Bob Kepner

Service is the rent you pay for living. It is the very purpose of life and not something you do in your spare time.–Marian Wright Edelman

The explosion of the popularity of soccer in North Carolina and the contributions of Bob Kepner are inexorably tied. Several factors influenced his inclination toward volunteerism. In 1946 at age five, Bob and his family moved to Cuba where his father was employed by United Fruit Company. At age 14, he enrolled in prep school at Andover, Massachusetts. Being away from home at such a young age accelerated his involvement in leadership and community service. His involvement with a variety of organizations at Andover became the precursor of an adult life distinguished by leadership, service, and volunteerism. Most prominent among his favorite causes would be the growth of the game of soccer.

Bob Kepner’s contributions as an influential and dedicated leader and promoter of soccer in North Carolina have earned him the distinction of being inducted into the North Carolina Soccer Hall of Fame as a member of the sixth class of inductees on this, the third day of January, 2004.

After playing soccer at Andover, Bob enrolled as a student at the University of North Carolina at Chapel Hill. He was one of a dozen students from Andover who entered UNC in the fall of 1959. While at Carolina, Bob played soccer for four years under fabled Coach Marvin Allen. One of Bob’s teammates at Andover, Bill Snyder, also played at UNC. Both men were midfielders and co-captains of the Tar Heels their senior season in 1962. Months after graduating from UNC in 1963, Bob married Margaret creating the finest husband/wife combination North Carolina soccer has ever known. Individually and together, they have been recognized for outstanding service to local, state, and national soccer bodies. In June 1990, they were co-recipients of the Tom and Linda Mosier Award, given by NCYSA.

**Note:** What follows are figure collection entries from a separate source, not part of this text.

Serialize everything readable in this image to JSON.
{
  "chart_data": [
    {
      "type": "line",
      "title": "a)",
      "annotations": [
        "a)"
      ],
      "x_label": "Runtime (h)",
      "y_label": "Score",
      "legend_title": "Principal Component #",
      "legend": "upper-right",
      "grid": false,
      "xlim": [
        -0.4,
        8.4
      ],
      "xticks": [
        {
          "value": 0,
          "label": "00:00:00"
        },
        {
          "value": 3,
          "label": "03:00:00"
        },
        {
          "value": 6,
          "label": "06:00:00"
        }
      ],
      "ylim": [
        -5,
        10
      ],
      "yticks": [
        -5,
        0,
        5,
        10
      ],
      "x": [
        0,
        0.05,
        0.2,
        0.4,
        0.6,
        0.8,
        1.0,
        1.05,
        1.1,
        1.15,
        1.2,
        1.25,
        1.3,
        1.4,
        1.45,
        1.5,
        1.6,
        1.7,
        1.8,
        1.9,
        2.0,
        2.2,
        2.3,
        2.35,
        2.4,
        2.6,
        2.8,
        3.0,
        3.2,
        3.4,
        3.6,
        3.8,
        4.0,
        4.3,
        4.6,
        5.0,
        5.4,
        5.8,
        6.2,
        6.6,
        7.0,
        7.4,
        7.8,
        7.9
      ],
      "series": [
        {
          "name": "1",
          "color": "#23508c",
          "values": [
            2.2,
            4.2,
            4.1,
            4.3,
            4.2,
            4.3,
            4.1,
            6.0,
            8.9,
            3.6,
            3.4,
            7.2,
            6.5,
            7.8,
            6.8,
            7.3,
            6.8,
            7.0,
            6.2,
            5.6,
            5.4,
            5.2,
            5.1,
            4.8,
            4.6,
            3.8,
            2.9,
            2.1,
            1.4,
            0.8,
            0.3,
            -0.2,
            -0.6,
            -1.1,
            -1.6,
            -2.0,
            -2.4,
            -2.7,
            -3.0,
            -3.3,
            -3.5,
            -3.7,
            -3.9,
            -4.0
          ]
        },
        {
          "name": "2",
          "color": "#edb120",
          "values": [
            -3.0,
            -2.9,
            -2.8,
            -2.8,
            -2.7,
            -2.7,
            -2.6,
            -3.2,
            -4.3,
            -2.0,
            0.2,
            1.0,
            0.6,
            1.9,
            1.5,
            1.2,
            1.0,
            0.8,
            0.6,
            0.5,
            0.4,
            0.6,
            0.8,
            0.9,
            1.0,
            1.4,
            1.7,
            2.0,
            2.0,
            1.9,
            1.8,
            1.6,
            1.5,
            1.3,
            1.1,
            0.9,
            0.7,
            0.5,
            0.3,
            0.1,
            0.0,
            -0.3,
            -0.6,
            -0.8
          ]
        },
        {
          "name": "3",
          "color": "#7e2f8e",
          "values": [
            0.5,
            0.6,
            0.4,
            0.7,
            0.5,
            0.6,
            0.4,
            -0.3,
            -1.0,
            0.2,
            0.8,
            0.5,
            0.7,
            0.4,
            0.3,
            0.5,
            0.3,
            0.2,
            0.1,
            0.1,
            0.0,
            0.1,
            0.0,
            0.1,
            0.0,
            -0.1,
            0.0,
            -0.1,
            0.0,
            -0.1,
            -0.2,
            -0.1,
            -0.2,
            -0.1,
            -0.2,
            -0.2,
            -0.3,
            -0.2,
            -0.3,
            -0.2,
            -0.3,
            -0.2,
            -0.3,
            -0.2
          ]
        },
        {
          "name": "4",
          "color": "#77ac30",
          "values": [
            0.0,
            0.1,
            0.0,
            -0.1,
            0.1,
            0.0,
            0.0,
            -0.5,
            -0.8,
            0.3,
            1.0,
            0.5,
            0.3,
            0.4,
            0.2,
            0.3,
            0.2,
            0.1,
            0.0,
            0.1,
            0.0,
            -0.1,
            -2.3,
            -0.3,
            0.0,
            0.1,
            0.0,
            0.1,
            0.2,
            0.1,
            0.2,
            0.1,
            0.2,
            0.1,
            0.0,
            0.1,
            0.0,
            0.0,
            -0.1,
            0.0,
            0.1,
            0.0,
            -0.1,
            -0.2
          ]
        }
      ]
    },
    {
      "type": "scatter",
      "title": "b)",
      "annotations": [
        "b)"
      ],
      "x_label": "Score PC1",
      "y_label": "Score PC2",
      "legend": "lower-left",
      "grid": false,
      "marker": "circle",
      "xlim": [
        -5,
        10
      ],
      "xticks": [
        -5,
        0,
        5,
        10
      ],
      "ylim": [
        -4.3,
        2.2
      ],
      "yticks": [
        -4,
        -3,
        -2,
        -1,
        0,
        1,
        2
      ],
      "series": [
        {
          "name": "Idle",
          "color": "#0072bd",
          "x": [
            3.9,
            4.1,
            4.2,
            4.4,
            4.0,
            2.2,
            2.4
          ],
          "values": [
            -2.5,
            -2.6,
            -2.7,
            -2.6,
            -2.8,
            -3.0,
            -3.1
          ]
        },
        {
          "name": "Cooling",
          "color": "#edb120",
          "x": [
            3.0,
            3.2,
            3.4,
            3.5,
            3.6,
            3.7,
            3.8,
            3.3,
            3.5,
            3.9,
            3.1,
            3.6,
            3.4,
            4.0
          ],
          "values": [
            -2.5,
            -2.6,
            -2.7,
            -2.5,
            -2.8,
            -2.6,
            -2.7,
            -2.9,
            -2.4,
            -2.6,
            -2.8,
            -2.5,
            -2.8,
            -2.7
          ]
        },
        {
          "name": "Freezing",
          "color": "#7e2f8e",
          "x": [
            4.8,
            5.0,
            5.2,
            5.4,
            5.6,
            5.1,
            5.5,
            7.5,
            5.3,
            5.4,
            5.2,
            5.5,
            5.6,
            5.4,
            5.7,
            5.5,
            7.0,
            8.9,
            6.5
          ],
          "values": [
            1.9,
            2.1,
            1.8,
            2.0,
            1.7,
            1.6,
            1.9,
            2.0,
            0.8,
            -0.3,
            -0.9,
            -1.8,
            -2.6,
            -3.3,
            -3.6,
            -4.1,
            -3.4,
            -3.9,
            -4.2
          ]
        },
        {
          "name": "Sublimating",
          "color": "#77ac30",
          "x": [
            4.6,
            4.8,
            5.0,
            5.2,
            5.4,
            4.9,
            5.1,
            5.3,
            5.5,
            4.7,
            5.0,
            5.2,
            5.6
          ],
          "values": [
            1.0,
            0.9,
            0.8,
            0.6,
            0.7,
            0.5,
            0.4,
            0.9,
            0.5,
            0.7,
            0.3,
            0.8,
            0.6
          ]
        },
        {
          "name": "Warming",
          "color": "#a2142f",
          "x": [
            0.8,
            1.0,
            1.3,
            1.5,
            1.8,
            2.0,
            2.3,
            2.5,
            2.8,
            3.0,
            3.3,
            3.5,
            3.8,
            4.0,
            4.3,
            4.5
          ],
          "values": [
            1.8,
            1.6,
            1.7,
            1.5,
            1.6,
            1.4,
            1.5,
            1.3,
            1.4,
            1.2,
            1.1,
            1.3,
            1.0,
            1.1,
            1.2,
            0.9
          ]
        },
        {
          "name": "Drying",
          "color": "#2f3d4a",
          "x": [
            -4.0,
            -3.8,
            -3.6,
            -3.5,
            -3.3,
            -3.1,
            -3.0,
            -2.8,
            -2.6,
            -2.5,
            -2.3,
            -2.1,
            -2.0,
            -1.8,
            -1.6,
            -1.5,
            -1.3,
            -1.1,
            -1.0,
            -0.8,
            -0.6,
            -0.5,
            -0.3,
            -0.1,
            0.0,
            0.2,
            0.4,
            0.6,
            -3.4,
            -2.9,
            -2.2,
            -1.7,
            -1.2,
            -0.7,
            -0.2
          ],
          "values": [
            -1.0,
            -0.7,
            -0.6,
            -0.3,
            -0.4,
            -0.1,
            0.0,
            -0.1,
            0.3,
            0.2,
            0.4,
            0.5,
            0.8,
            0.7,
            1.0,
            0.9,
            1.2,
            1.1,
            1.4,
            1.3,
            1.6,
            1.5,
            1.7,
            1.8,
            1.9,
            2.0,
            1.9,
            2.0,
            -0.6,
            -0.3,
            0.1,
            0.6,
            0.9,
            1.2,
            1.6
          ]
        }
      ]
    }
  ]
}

Like many grass roots volunteers, Bob’s foray into soccer leadership grew out of the involvement of his own children. In 1973, son number one, Chip, was all of three years old when Bob became the coach of his Rainbow soccer team because the head coach didn’t show up. And Bob’s other child, son number two, Derek, would eventually be the beneficiary of being able to play with older brother Chip’s teams. In 1980, Bob became the first president of the Central Carolina Youth Soccer Association (now called the Durham-Chapel Hill Strikers) to provide an opportunity for youngsters in that region of the state to play “travel soccer.” Bob coached the Under-10 team, one of five teams the club fielded at the time. And so began this “calling” that has lasted over thirty years that is the cause for today’s celebration.

During the past twenty-four years, Bob has held numerous elective or appointive positions with statewide and national governing bodies. He was the president of the North Carolina Youth Soccer Association for 14 years and held other offices for NCYSA for three years. During his final years with NCYSA, he also served as president of the North Carolina Amateur Soccer Association. He continues to serve as the treasurer and registrar of NCASA. He has served on several USYSA and US Soccer committees and is a frequently consulted authority on matters involving state and local associations. His service to the game has included stints as the soccer coach at Culbreth Junior High School and Chapel Hill High School and as a referee assignor.

The most indelible aspect of Bob Kepner’s legacy is his vision to recognize the wide range of contributions people make to the game of soccer in North Carolina. He possesses optimism and a generosity that enables him to propel the cause forward and to honor those who have already left an impression. He is proud to have taken a leading role in recognizing several of the significant contributors to soccer development in North Carolina by helping to establish awards in the their names – the Tom and Linda Mosier Award, the Brantley/Murphy Award, the Scott/Rucker Award, the Charles Mark Crampton Award and the John M. Bouda Award. He played a vital role in the creation of the North Carolina Soccer Hall of Fame.

This is the occasion to turn the tables on North Carolina Soccer’s caretaker. It is the day everyone else can finally release a sigh of relief that Bob Kepner is finally a member of the NC Soccer Hall of Fame. The man who has Bob Kepner Field named in his honor at Bryan Park and who has been the recipient of the Metropolitan Life Achievement Award and the USYSA Region III Director’s Award, among others, now finds himself the object of gratitude from the entire North Carolina soccer community. He has spent years pulling everyone together and cultivating this community. At last, he takes his rightful place among his peers as a member of the North Carolina Soccer Hall of Fame.